You’re really reconstructing a data depence graph not an interference graph. In ...

rayiner · on Oct 18, 2018

A couple of more points. The architectural registers are real places. Say you write to RDX, don’t do anything with it for a million instructions, then read from it. Where does the data come from? There is an architectural register file and RDX is a specific register in it. The renaming is only temporary. An instruction doesn’t hang on to a ROB entry and rename register until every instruction that may use it has executed. When the instruction is retired in order, the value is written back to the architectural register file, and the rename register and ROB entry is freed for some other instruction. So the renaming is ephemeral, only lasting until retirement.
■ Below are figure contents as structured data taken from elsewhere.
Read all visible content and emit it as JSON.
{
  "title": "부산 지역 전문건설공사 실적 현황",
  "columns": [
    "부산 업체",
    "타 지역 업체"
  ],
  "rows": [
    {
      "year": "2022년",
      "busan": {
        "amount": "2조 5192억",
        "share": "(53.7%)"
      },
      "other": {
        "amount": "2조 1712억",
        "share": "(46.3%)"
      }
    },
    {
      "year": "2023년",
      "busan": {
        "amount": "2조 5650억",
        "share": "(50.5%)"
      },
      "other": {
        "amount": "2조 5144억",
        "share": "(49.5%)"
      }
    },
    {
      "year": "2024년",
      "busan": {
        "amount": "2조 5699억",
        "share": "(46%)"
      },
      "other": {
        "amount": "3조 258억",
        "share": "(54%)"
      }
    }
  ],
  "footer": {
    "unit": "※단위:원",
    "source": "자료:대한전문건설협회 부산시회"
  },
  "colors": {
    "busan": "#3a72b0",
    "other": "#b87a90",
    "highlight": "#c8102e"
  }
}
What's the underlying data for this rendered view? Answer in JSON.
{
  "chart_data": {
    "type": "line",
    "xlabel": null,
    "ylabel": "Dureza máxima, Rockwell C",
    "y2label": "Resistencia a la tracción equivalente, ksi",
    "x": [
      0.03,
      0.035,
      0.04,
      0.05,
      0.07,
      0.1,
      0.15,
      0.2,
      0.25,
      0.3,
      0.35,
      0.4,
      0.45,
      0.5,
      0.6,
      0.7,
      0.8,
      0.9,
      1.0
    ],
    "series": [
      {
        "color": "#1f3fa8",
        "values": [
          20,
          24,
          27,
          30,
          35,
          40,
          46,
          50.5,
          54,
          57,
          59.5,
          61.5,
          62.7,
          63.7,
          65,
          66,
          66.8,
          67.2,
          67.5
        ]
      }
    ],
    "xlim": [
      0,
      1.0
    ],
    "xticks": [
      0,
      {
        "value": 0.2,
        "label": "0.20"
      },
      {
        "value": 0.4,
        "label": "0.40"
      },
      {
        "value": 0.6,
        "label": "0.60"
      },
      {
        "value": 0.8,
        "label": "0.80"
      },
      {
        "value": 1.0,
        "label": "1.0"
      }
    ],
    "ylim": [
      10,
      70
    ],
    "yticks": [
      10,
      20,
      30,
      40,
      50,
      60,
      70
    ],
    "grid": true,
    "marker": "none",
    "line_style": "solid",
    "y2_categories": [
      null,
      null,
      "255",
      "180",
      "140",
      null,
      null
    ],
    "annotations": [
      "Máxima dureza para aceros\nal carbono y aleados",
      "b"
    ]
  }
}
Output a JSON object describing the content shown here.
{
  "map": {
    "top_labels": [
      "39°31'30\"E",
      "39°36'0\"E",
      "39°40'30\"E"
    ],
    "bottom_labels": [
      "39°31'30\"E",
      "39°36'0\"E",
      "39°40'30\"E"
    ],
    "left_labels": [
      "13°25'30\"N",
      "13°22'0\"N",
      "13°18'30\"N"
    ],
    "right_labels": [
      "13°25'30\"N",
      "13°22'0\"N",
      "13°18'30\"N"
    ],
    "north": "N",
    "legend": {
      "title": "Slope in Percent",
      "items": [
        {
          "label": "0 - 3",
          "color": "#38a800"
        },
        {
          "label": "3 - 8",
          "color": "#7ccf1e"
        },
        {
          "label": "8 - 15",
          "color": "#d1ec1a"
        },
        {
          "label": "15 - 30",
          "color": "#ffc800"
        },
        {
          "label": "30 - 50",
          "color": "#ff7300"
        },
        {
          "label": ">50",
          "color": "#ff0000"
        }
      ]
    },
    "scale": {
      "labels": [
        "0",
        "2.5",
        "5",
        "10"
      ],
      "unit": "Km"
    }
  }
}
Tuna-Fish · on Oct 18, 2018

> A couple of more points. The architectural registers are real places. Say you write to RDX, don’t do anything with it for a million instructions, then read from it. Where does the data come from? There is an architectural register file and RDX is a specific register in it.

This was true on all the P6-derived cores, but is no longer true on any modern CPU that uses a PRF.

On PRF cpus (SNB and everything after it), the final backing store of register data is the PRF, and the architectural registers are just pointers to this file. Every instruction gets renamed in the frontend, and there simply is no architectural register file.

Also, ROB does a very different task on those CPUs, to the point that still calling it ROB is misleading. The current architectural register names are held in the frontend, as part of the register rename hardware, not in the ROB. ROB holds on to instruction status, and the PRF register names for all the sources. So an used PRF entry can be garbage collected when it no longer exists in either the architectural name file or the ROB.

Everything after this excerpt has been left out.